Na Europa, a nova crise de refugiados levanta questões desconfortáveis

Em Bruxelas, os requerentes de asilo são obrigados a se abrigar em caixas de papelão na rua. Em todo o sul da Alemanha, prefeitos de cidades pequenas estão abrindo academias e auditórios para abrigar cada vez mais refugiados. E na Holanda, onde um bebê de 3 meses morreu este ano, o governo está sendo processado por condições desumanas no campo.

Com a Rússia travando uma guerra à sua porta, a Europa recebeu 4,4 milhões de ucranianos este ano, além de mais de 365.000 solicitantes de asilo pela primeira vez, muitos fugindo de ameaças na Síria e no Afeganistão.

Isso é mais uniforme do que em 2015, que se destacou como o período marcante da migração na história europeia contemporânea, quando 1,2 milhão de refugiados fugindo de guerras no Oriente Médio chegaram, a maior parte deles na Alemanha. A ex-chanceler do país, Angela Merkel, incentivou as boas-vindas com sua frase agora famosa: “Nós podemos fazer isso”.
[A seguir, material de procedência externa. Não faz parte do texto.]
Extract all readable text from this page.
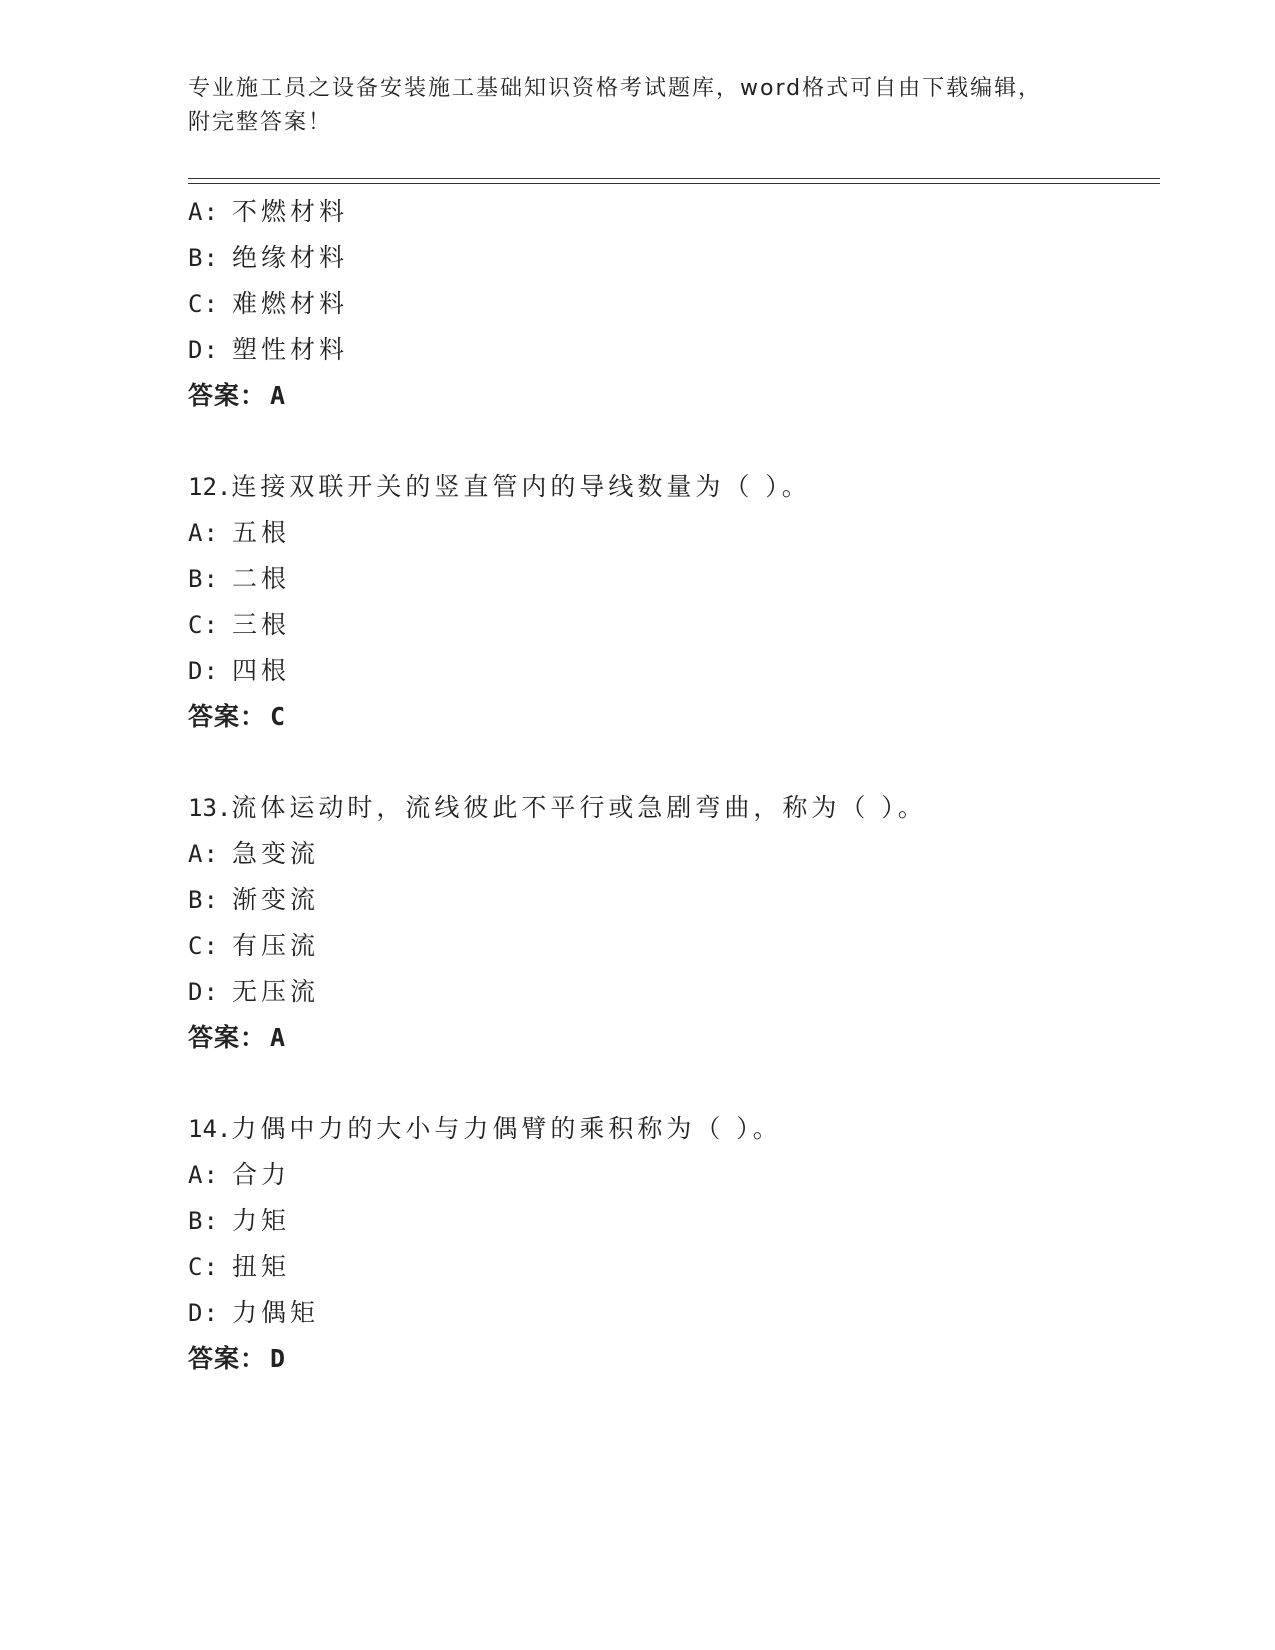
专业施工员之设备安装施工基础知识资格考试题库，word格式可自由下载编辑，
附完整答案！
A: 不燃材料
B: 绝缘材料
C: 难燃材料
D: 塑性材料
答案： A
12.连接双联开关的竖直管内的导线数量为（ ）。
A: 五根
B: 二根
C: 三根
D: 四根
答案： C
13.流体运动时，流线彼此不平行或急剧弯曲，称为（ ）。
A: 急变流
B: 渐变流
C: 有压流
D: 无压流
答案： A
14.力偶中力的大小与力偶臂的乘积称为（ ）。
A: 合力
B: 力矩
C: 扭矩
D: 力偶矩
答案： D
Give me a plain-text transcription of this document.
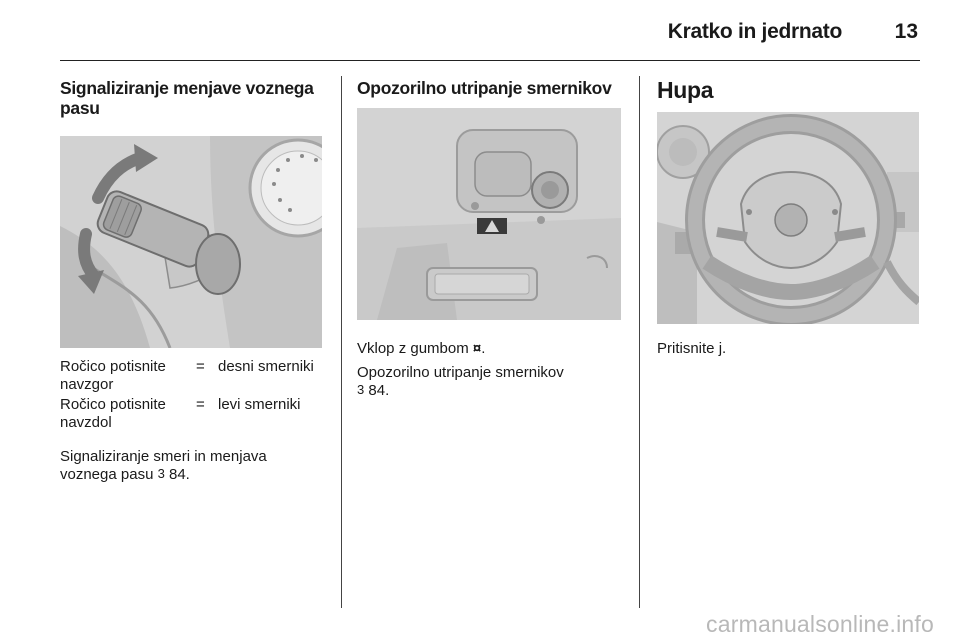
Kratko in jedrnato	13
Signaliziranje menjave voznega pasu
Ročico potisnite navzgor
= desni smerniki
Ročico potisnite navzdol
= levi smerniki
Signaliziranje smeri in menjava voznega pasu 3 84.
Opozorilno utripanje smernikov
Vklop z gumbom ¤.
Opozorilno utripanje smernikov
3 84.
Hupa
Pritisnite j.
carmanualsonline.info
Mas como a Europa fará isso de novo desta vez está levantando questões inquietantes sobre a distribuição de refugiados – e seu tratamento desigual – enquanto aumenta as preocupações com a chegada prevista de ainda mais ucranianos à medida que as temperaturas caem e Rússia intensifica ataques contra infraestrutura civil.

“Este será um inverno difícil na Europa, que está enfrentando o maior deslocamento forçado desde a Segunda Guerra Mundial”, disse Hanne Beirens, chefe do Migration Policy Institute Europe, uma instituição de pesquisa com sede em Bruxelas. “O conflito na Ucrânia está sendo prolongado e os ucranianos vão ficar mais tempo.”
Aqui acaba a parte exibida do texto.